Cyclooxygenase (COX) 1/2 selectivity of different nonsteroidal anti-inflammatory drugs ordered from mainly COX-1 selectivity to mainly COX-2 selectivity.

A specific category of NSAIDs, aspirin, not only inhibits cyclooxygenase but also stimulates the production of anti-inflammatory and proresolving mediators. These mediators are endogenous bioactive metabolites that are involved in the regulation and resolution of an effective innate immune response. Proresolving mediators stop the recruitment of leukocytes in inflamed tissue and increase the removal of apoptotic polymorphonuclear neutrophils. Polymorphonuclear neutrophils enhance microbial killing and clearance and are considered organ-protective.[22] This unique feature of aspirin involves acetylation rather than inhibition of the active site of COX-2 in endothelial or epithelial cells, which results in the conversion of arachidonic acid to proresolving mediators. Examples of proresolving mediators activated by aspirin, termed aspirin-triggered specialized proresolving mediators, are aspirin-triggered resolvins and lipoxins.[23] Lipoxins are known to regulate leukocyte traffic, interfere with the chemokine-cytokine axis, reduce edema, and block pain signals.

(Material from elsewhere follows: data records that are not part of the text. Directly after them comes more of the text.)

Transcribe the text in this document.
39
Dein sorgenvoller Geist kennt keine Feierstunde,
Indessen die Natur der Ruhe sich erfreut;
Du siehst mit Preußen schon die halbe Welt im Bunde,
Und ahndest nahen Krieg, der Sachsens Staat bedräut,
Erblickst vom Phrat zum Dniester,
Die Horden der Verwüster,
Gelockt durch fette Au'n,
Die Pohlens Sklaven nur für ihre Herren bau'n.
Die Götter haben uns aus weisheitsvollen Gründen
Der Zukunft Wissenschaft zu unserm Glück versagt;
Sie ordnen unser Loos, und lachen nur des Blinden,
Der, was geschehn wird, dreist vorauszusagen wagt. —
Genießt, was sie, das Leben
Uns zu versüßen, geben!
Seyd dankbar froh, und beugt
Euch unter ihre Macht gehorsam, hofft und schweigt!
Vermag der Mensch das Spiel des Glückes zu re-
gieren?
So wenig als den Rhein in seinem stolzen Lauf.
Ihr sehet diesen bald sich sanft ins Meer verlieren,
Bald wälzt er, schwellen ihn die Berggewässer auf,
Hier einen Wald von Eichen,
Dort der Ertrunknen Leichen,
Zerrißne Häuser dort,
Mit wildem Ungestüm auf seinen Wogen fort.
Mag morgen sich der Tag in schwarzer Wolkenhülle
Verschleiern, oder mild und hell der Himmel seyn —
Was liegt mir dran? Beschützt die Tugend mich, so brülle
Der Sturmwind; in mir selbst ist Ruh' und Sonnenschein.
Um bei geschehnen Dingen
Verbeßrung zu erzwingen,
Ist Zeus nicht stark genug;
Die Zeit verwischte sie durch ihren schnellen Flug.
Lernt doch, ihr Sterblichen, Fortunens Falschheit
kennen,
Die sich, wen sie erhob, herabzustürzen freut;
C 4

The immune-modulatory consequences of NSAIDs are considered to be relevant in the perioperative period, since surgical injury elicits an inflammatory response associated with postoperative outcome.[24] Several reviews and meta-analyses have focused on the adverse effects of NSAIDs on multiple organ systems like the kidney and heart, which are beyond the scope of this review, whereas the immune-modulating effects of NSAIDs are poorly described.[25–29] Therefore, the aim of this narrative review is to describe the immunologic effects of NSAIDs in the perioperative period and their consequence on different postoperative outcomes. When possible, a distinction will be made between selective and nonselective cyclooxygenase inhibitors.